Seit 2004 gehört Lothar Breitenbach dem Freudentaler Gemeinderat an, seit 18 Jahren ist er nach eigenem Bekunden kommunalpolitisch aktiv in der Gemeinde. Nach 2008 bewirbt er sich erneut als Bürgermeister.
“Was mir sehr wichtig ist, ich möchte für ein attraktives Freudental arbeiten und das möchte ich intensiver machen können, als ich bisher die Möglichkeiten dazu habe”, so begründet der 53-jährige vierfache Familienvater Lothar Breitenbach den Grund seiner Bewerbung als Bürgermeister.

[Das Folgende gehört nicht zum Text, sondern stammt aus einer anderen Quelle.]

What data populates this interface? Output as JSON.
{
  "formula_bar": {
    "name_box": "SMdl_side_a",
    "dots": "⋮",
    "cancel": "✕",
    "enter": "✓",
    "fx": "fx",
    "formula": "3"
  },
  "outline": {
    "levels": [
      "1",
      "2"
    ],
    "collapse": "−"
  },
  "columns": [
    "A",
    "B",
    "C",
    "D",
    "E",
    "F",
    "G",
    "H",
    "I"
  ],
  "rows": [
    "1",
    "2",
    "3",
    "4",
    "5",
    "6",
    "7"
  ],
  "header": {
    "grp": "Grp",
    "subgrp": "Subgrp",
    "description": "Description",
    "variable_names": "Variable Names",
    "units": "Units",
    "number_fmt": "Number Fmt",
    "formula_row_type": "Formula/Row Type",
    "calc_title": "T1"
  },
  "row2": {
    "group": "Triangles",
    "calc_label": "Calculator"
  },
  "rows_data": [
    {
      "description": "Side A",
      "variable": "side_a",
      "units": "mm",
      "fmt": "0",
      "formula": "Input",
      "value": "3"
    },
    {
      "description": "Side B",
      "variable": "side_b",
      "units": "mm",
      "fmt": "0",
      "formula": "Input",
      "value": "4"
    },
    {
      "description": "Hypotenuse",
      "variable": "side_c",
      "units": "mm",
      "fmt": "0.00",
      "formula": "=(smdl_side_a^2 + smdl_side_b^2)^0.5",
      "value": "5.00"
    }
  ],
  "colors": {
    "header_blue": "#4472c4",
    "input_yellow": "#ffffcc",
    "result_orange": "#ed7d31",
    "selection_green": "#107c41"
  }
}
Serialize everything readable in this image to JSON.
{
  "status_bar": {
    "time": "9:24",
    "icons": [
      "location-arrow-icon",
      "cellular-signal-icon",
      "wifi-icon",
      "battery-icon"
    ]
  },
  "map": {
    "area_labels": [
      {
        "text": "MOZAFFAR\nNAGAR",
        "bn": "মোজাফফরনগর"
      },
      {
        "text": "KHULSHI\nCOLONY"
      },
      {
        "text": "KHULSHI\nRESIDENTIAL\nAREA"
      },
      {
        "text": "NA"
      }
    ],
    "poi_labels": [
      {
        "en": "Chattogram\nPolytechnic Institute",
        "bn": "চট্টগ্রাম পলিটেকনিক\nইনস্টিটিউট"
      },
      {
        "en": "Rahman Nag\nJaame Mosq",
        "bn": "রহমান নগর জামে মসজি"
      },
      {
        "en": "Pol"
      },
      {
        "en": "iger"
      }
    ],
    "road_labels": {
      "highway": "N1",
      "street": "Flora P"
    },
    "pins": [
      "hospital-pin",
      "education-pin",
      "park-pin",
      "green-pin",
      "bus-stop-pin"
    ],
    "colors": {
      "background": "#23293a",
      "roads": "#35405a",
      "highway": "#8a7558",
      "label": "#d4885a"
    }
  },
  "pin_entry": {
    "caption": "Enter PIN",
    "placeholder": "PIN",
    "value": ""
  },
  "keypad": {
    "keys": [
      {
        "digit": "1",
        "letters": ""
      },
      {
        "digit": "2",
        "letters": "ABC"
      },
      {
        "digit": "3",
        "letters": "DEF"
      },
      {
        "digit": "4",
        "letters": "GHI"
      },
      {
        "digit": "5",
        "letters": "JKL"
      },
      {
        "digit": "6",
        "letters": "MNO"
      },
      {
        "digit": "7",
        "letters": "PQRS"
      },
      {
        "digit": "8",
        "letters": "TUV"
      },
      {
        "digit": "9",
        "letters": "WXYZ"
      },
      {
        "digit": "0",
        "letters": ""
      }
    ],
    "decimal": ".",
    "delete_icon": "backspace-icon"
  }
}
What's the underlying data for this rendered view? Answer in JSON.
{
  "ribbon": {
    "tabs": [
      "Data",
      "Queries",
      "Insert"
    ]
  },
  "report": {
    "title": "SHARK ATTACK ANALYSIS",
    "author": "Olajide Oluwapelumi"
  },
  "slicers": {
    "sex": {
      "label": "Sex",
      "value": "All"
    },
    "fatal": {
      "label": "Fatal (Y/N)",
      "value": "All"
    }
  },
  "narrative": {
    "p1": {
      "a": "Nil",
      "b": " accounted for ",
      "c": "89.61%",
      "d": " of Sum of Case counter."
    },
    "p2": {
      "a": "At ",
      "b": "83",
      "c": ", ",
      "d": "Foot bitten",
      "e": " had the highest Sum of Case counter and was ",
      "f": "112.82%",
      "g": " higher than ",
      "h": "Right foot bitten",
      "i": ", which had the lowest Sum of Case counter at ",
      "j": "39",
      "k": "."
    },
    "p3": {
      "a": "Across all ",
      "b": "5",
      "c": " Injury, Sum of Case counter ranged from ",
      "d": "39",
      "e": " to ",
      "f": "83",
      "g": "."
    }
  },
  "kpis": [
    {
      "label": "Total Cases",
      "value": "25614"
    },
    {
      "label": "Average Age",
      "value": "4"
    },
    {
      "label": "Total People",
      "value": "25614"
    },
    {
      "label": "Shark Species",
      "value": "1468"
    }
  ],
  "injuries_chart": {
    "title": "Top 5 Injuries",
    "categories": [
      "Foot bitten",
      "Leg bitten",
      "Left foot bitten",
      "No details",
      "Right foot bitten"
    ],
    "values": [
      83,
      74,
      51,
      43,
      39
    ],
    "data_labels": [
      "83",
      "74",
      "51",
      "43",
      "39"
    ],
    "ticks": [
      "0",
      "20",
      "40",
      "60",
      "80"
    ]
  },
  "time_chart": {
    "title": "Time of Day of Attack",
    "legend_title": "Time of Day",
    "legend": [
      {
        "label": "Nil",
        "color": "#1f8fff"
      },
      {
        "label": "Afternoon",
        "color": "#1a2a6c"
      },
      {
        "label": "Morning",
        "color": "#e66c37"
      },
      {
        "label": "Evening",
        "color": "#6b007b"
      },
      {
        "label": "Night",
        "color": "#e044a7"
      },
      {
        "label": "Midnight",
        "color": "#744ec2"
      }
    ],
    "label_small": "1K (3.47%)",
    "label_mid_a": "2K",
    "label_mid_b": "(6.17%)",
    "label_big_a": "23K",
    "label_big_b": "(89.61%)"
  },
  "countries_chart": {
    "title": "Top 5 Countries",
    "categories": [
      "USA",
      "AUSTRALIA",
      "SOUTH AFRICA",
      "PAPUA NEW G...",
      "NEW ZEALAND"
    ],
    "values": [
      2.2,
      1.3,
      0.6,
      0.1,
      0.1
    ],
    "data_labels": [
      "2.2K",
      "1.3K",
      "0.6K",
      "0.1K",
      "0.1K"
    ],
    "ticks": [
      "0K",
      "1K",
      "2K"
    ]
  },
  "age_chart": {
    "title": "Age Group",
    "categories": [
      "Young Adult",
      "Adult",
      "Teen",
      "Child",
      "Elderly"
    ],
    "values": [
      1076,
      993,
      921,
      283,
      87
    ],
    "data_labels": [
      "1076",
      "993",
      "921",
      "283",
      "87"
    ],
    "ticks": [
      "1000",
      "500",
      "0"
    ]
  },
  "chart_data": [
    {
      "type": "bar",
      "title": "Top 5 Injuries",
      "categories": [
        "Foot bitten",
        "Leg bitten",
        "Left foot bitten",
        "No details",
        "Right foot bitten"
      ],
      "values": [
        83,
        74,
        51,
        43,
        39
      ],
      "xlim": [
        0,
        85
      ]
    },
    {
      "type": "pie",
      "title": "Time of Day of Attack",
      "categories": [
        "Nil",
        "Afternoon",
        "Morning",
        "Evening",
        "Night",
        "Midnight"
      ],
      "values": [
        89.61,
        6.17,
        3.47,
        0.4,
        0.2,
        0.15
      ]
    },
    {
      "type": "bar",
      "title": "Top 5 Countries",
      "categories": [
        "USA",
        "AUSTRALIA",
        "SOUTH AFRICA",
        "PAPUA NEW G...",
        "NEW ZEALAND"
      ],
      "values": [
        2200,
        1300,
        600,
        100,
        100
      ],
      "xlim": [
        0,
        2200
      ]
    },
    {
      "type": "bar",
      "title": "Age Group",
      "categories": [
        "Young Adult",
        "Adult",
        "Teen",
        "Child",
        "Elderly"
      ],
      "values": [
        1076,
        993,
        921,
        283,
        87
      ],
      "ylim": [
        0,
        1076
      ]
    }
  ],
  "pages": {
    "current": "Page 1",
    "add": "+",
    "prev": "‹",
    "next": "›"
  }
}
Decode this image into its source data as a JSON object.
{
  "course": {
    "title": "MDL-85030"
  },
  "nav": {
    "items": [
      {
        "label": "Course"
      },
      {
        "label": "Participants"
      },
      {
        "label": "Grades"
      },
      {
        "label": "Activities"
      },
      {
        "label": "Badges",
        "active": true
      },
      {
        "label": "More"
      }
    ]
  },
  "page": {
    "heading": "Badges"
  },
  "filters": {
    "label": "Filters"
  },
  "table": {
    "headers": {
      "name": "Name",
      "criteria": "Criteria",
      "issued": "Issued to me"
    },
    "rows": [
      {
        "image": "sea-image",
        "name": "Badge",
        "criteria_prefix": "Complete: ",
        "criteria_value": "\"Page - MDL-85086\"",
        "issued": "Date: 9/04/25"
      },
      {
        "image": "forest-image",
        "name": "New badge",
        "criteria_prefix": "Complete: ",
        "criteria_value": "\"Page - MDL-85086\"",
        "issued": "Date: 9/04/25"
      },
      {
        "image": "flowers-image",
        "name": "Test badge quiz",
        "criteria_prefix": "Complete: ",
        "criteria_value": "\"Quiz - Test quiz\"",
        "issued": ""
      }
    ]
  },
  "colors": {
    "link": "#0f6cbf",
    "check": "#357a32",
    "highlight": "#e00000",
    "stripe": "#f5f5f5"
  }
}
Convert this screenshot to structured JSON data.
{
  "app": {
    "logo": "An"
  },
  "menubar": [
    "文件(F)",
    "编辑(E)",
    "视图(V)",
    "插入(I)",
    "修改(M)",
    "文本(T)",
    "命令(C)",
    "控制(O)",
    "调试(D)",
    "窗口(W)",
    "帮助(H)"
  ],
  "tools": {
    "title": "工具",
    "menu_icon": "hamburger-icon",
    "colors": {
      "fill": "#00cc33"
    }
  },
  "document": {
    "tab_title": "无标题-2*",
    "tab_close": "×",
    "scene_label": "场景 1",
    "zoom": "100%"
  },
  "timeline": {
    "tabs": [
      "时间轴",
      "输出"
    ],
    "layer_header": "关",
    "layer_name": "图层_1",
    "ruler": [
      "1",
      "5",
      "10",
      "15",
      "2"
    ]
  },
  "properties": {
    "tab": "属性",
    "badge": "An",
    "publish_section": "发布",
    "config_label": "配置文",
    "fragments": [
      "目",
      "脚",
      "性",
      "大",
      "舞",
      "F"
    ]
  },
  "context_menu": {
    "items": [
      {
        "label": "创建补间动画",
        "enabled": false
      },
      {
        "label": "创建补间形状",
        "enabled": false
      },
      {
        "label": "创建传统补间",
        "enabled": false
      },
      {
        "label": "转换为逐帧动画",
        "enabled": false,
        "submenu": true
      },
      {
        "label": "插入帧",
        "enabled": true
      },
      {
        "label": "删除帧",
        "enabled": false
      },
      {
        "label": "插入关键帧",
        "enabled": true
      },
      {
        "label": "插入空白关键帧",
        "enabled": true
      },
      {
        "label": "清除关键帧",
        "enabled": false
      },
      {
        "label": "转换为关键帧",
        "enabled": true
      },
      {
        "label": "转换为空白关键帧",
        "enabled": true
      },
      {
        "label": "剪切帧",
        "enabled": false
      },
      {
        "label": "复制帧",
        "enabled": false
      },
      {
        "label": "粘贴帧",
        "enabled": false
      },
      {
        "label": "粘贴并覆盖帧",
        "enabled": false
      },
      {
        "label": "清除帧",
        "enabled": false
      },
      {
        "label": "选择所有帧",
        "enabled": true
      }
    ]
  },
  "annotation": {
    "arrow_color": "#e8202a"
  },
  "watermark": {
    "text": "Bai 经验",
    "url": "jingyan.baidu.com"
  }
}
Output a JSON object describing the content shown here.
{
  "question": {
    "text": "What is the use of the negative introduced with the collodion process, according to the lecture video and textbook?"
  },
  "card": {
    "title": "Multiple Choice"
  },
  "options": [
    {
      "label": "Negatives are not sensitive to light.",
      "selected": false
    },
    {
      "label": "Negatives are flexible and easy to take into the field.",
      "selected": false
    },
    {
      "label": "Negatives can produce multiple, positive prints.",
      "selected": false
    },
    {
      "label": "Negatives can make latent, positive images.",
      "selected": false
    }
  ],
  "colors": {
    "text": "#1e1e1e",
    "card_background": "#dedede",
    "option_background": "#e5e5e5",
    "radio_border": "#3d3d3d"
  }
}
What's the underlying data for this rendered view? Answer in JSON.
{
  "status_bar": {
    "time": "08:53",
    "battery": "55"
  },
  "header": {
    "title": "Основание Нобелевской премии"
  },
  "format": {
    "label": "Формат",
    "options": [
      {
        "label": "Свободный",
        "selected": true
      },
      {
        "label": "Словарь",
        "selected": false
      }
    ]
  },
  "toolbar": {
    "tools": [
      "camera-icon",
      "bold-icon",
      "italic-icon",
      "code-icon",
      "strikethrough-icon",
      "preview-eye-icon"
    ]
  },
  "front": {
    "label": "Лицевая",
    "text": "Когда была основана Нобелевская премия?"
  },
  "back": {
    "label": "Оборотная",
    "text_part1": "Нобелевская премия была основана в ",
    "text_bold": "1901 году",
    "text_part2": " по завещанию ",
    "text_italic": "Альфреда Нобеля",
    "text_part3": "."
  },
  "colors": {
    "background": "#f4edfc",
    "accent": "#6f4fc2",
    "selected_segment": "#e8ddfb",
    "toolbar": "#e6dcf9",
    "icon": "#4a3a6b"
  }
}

Bei seinen Themenschwerpunkten geht es dem langjährigen Gemeinderat um einen familienfreundlichen Ort, mit einer umfassenden Betreuung, dabei auch um die Unterstützung und Anerkennung der Seniorenarbeit, vor allem der Ehrenamtlichen. “Zu einem vielfältigen Gemeindeleben gehört für mich dazu Vereine, Kirchen und private Initiativen und Gruppen zu unterstützen”, sagt Breitenbach, da sei er selbst aktiv am Ort, kenne die Bedürfnisse, und “da gibt es noch Vieles, was wir gemeinsam verbessern können”. Dem Bürgermeisterkandidaten geht es um eine “bestmögliche Grundversorgung” in Freudental: “Das heißt für mich ganz klar, neben der Suche nach einem Lebensmittelmarktbetreiber auch die Unterstützung der vorhandenen Angebote.” Breitenbach nennt in diesem Zusammenhang neben dem Lebensmittelbereich Handwerker und Dienstleister, aber auch die medizinische Versorgung. “Es geht mir einfach um das Bestmögliche, was man in einem so kleinen Ort wie Freudental machen kann. Ich kenne die Probleme und ich weiß, da muss man intensiv drangehen”, so der 53-Jährige.
Zur Erhöhung der Lebensqualität ist es für Breitenbach notwendig für eine Verbesserung des Busverkehrs zu sorgen. “Wir haben in der Vergangenheit im Gemeinderat schon einiges erreicht und die Busverbindung nach Bietigheim deutlich verbessert”, merkt er an. Wo es noch Potenziale gebe, sei die Busverbindung nach Löchgau beziehungsweise Besigheim und die nach Bönnigheim. “Ein heiß gehegter Wunsch ist sicherlich die Radwegverbindung nach Bietigheim”, betont Breitenbach. Man habe schon ein Stück entlang des Königssträßle geschafft, aber man müsse nun schauen, “wie man da eine Erweiterung hinbekommt”. Insgesamt will er die Fußweg- und Radverbindungen innerhalb des Ortes verbessern. “Davon profitiert sicherlich auch die Gastronomie”, so der Kandidat. Solider Haushalt, Sanierungen und das Schloss sind für ihn kommunalpolitische Themen, die man selbstverständlich berücksichtigen müsse.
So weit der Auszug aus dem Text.